Each module is based on field-proven, reliable valve designs, in fact the electrical actuator conforms exactly to the interface previously used for the Cameron hydraulic actuator. A mechanical failsafe spring will close the valve in the event of an emergency. Three basic actuator sizes will cover the complete range of subsea gate valves from ¾ in., 15,000 psi through 6 3/8-in., 15,000 psi. All valves are designed for low power actuation and a reduced power requirement to maintain the valve’s status once actuated (Figure 2).

Subsea choke actuators followed a similar design philosophy, except there was no requirement for a failsafe mechanism. Chokes were designed to be infinitely variable with fast response and low power consumption. Reliability was assured by equipping the chokes with redundant motors and position sensors. Like the valves, the choke interfaces are interchangeable with previous hydraulic versions to enable upgrading of existing trees (Figure 3).

Figure 5. Power regulation/ communications module.
An advantage of an all-electric system is that each actuator is equipped with highly accurate position sensors so the operator can monitor exactly the position of the valve or choke. The actuator motors provide digital feedback that not only relays signals from the position sensors but send a stream of diagnostic information on the motors, valves and chokes that can be used over time to assess performance and efficiency including that of pressure closing parts and seals.
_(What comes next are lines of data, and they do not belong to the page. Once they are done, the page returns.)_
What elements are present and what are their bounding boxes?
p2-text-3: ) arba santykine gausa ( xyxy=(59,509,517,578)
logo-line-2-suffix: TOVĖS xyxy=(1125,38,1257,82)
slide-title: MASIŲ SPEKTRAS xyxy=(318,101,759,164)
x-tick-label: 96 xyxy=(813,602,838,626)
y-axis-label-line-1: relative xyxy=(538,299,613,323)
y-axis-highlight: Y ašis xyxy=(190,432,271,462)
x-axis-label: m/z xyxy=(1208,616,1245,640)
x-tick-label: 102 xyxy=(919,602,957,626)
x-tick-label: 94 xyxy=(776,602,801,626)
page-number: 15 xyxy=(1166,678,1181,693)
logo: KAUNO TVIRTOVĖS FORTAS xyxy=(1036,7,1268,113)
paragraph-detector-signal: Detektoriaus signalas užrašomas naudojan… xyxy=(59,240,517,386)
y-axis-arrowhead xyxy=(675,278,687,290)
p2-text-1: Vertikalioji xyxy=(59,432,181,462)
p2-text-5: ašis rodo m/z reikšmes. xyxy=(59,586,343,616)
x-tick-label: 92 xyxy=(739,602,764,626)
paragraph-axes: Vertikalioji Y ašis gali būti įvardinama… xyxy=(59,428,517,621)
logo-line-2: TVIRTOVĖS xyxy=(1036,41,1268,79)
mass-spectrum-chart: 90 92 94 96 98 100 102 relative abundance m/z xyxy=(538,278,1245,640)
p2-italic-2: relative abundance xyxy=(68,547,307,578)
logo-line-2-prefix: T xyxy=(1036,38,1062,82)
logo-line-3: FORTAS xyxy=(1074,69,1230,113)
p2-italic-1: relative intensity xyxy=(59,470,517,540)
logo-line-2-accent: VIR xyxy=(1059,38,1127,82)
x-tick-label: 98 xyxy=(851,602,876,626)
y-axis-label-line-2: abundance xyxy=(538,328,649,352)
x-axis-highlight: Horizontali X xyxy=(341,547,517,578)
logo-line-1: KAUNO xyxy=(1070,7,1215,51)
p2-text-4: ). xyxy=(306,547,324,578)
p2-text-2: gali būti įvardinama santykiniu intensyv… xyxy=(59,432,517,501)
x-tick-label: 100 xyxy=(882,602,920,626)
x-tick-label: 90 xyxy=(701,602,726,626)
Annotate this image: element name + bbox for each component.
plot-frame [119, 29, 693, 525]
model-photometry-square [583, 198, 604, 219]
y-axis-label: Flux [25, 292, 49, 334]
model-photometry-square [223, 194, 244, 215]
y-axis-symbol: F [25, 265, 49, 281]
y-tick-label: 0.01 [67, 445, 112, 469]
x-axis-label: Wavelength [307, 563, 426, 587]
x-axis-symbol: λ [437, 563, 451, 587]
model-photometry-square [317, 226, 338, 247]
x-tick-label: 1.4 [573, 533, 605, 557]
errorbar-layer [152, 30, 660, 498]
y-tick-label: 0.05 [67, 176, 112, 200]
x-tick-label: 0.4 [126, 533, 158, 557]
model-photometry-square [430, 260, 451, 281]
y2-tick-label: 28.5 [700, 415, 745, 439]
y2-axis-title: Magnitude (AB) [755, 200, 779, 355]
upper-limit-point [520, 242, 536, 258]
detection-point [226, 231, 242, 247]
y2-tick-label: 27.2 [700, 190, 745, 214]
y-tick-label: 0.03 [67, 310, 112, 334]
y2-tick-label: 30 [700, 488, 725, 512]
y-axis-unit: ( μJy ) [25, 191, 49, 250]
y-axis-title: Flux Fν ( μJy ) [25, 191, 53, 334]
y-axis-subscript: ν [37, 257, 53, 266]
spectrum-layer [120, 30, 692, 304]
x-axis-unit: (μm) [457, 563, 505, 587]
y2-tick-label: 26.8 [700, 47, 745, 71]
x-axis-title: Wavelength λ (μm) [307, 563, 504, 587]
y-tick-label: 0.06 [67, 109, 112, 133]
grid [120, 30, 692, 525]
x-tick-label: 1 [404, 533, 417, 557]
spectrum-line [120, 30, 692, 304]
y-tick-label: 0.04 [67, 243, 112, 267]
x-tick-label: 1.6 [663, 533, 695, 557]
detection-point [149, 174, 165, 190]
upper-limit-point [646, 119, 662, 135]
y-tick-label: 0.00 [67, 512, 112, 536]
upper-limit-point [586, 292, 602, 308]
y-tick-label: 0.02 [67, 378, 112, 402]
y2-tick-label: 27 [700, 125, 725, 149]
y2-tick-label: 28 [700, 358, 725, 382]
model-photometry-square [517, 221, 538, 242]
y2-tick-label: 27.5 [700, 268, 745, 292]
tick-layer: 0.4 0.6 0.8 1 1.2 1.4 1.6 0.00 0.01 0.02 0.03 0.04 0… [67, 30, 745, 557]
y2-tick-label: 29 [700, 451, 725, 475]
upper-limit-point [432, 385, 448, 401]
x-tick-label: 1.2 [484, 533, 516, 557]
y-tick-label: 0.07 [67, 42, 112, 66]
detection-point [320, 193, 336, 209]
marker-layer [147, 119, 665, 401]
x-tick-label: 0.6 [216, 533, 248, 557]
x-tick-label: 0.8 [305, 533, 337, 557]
The “brains” of the system is the electrical control system which consists of a surface module and two subsea modules: the power regulator and communications module and the subsea control module (Figures 4 and 5). A key feature of the subsea modules is the wet-mateable pressure-balanced power connector. With an eye to the future, the connector was designed to accommodate a fiber-optic communication system. This will provide the bandwidth needed for sophisticated data communications from all sorts of wellhead and downhole production monitors and gauges.

A world’s first

When they are installed in 2007, the first two all-electric subsea systems will enable production control from Total’s K5F gas field located about 68 miles (110 km) northwest of Den Helder, and will tie-in to a new 6.2 mile (10 km) pipeline to the existing K-6 satellite platform and treatment facility. Production is expected to reach 99 MMcfg/d (2.5 MMcm/d). The option exists to add two additional DC production control systems in the field at a later date. The company anticipates 99% or better uptime availability with the all-electric systems.